N.B. The Pilgrims (who arrived in 1620) and the Puritans (who arrived ten years later) were different groups. The Pilgrims were religiously conservative but the Puritans were the big killjoys everyone thinks of.

It is true that Christmas was not considered a holiday in Massachusetts for a long time - I think school was held on Christmas in Massachusetts until a decade after the Civil War.

Yeah, and the USPS started out with Sunday delivery along with an 1810 Congressional law requiring local offices be open at least an hour on Sundays (most opened longer than an hour). Note that in 1810 - a scant couple decades since the Revolution - many in Congress voting for such a law would have been ‘Founding Fathers’ themselves and/or would have been in line with their thinking.

Religious objections (primarily by Protestant churches) did not carry much weight in court or in the legislature because the concept of a separation of Church and State actually was more in line with most of the posts in this thread.

What ultimately killed open post offices on Sunday was churches partnering with the nascent late 19th century labor movement - it would mean at least a day of rest for workers.
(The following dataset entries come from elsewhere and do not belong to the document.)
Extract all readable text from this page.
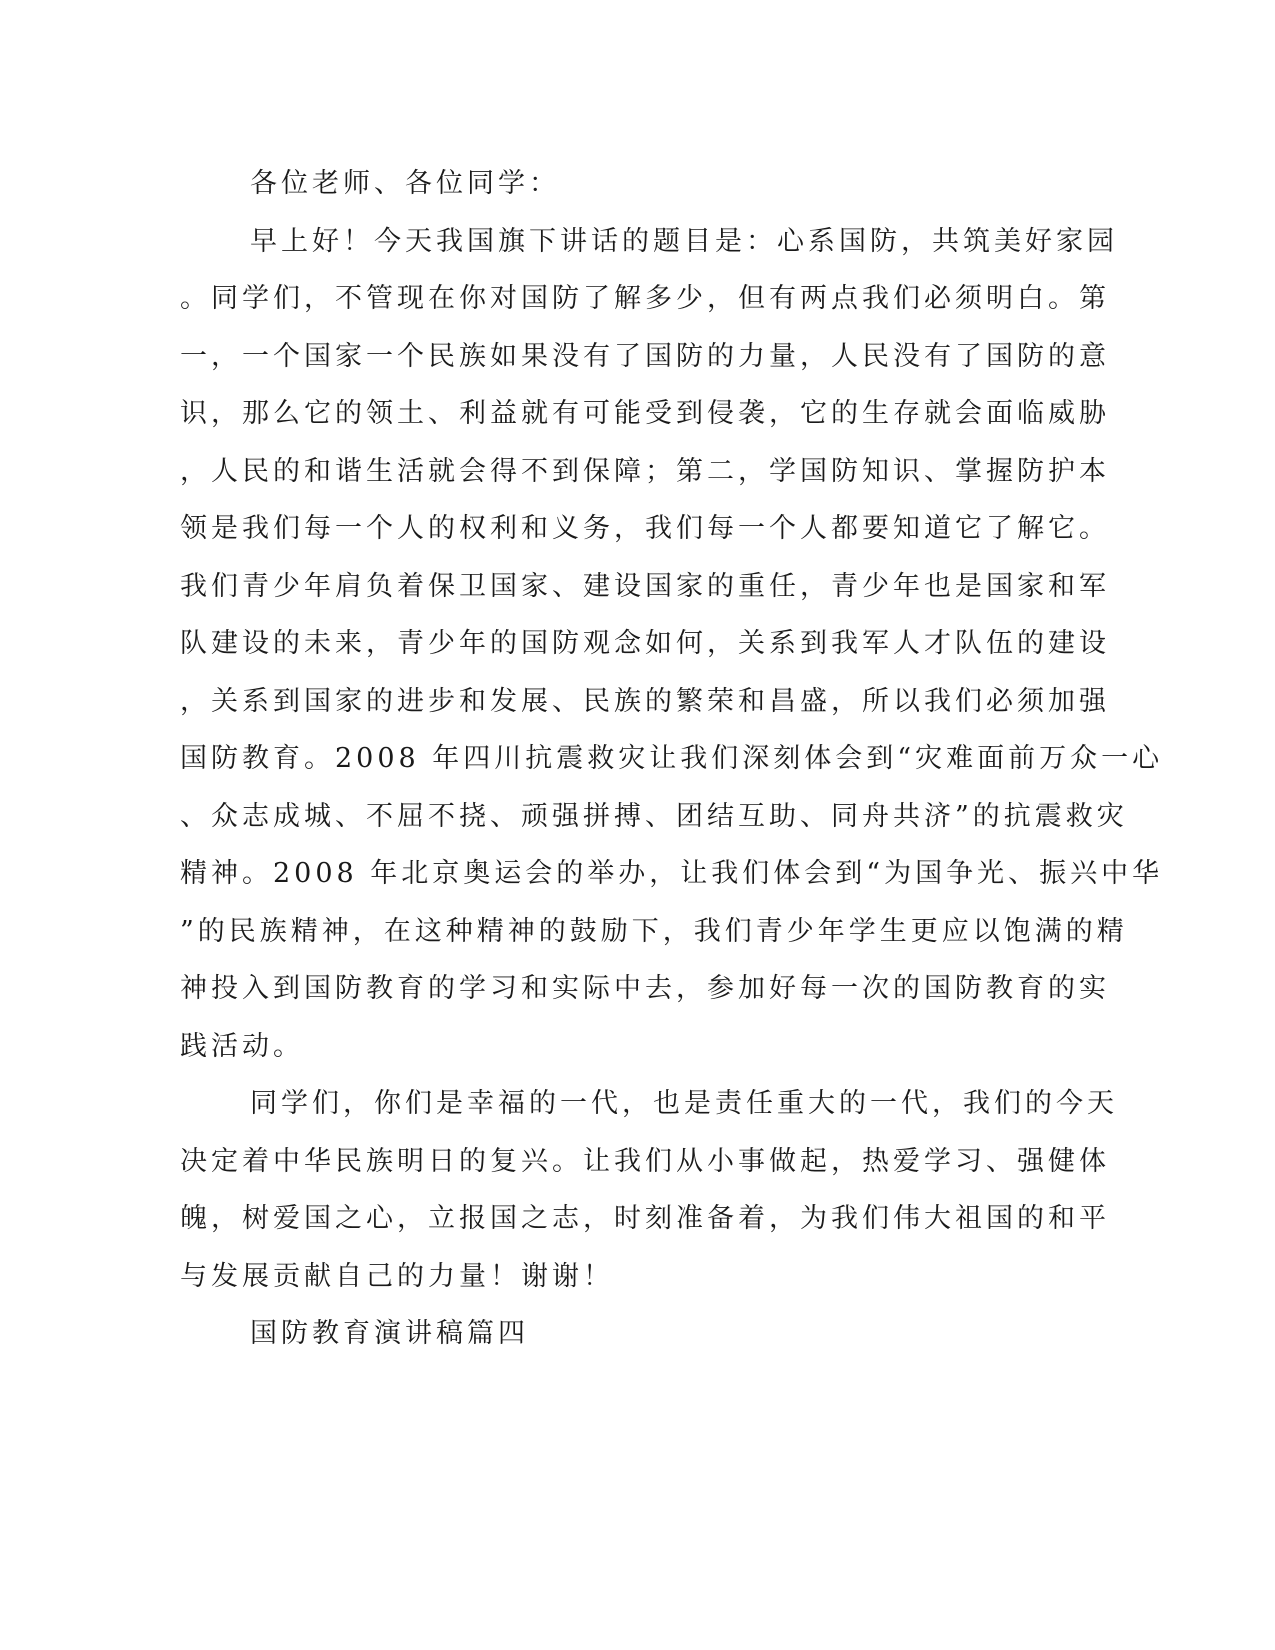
各位老师、各位同学：
早上好！今天我国旗下讲话的题目是：心系国防，共筑美好家园
。同学们，不管现在你对国防了解多少，但有两点我们必须明白。第
一，一个国家一个民族如果没有了国防的力量，人民没有了国防的意
识，那么它的领土、利益就有可能受到侵袭，它的生存就会面临威胁
，人民的和谐生活就会得不到保障；第二，学国防知识、掌握防护本
领是我们每一个人的权利和义务，我们每一个人都要知道它了解它。
我们青少年肩负着保卫国家、建设国家的重任，青少年也是国家和军
队建设的未来，青少年的国防观念如何，关系到我军人才队伍的建设
，关系到国家的进步和发展、民族的繁荣和昌盛，所以我们必须加强
国防教育。2008 年四川抗震救灾让我们深刻体会到“灾难面前万众一心
、众志成城、不屈不挠、顽强拼搏、团结互助、同舟共济”的抗震救灾
精神。2008 年北京奥运会的举办，让我们体会到“为国争光、振兴中华
”的民族精神，在这种精神的鼓励下，我们青少年学生更应以饱满的精
神投入到国防教育的学习和实际中去，参加好每一次的国防教育的实
践活动。
同学们，你们是幸福的一代，也是责任重大的一代，我们的今天
决定着中华民族明日的复兴。让我们从小事做起，热爱学习、强健体
魄，树爱国之心，立报国之志，时刻准备着，为我们伟大祖国的和平
与发展贡献自己的力量！谢谢！
国防教育演讲稿篇四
In other words, it is socialism that is to blame/laud for many businesses closing on Sundays in the US.

Sorry. I think I was lumping them together.

Mind the Plymouth settlers were Puritans – Puritanism was a major religious movement in England at the time (Oliver Cromwell who later ran the country for a while was a Puritan.) But like a lot of protestant movements outside the formal church system, Puritanism devolved into a number of sects sometimes with very divergent views.
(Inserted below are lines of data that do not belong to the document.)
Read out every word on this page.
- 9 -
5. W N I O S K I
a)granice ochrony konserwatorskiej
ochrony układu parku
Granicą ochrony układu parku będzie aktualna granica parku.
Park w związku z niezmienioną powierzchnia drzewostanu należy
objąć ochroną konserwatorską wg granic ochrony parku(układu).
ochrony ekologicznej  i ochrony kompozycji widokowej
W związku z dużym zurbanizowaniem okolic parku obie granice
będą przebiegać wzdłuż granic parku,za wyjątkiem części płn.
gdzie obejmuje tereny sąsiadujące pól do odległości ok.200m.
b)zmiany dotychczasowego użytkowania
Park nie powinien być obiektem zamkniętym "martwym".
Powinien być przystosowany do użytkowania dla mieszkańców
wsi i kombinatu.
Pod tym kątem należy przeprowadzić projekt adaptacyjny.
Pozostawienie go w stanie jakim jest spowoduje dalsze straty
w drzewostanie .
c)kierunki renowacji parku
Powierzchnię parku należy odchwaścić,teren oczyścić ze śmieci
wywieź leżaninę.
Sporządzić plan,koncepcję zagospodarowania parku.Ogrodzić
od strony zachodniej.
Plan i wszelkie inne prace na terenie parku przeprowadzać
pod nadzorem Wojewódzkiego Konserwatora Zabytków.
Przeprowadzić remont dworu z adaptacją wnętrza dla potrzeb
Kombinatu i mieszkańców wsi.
The Plymouth Pilgrims generally were different from the more influential Puritan group that was part of settling the Massachusetts Bay Colony. The Plymouth Colony wasn’t actually just a single sect of Puritans, there were a few sects in the group, the largest and most influential sect was a congregation led by William Brewster, they moved to Holland briefly in preparation for their ultimate trip to North America.

The Massachusetts Bay Colony was influenced by a different and large group of settlers about 10 years later, during the “11 Years Tyranny” of Charles I (when Charles basically tried to crackdown on Puritans–the Tyranny refers to Charles’ rule without Parliament, but it was a time of anti-Puritan activity by the monarchy), a much larger number of them moved to and settled in the Massachusetts Bay Colony (which strictly speaking was not founded by Puritans, but they became a very influential group in the colony), the Mass. Bay Colony quickly eclipsed the Plymouth Colony, and eventually absorbed it.

I"m sorry I’m late to the thread, but this is the single funniest thing I have read here this week.

They hanged four Quakers for being Quakers. That voids the right to foundation status.

And burned a hole through the tongues of some, I believe.

See that’s where the Catholics have all y’all Protestants beat. Catholic congregants keep their mouths shut during the sermon (with the exception of some laughter at the opening joke).

At least, they did when I was still a weekly attendant. No idea if that’s been generally done away with in the past 35 or so years.

I took enough of a look at the video to catch a glimpse of the preacher in question, and my first impression was that he’d probably be okay with that.

Wiki seems to disagree:

I quite like Jonathan Edwards. Interesting style.

Me too.

Unfortunately, two of the figures most commonly associated with the Great Awakening, Whitefield and Edwards were slave-owners - and Whitefield was the driving force behind legalizing slavery in the colony in which it had been illegal. John Wesley, though deserves credit for being firmly against slavery.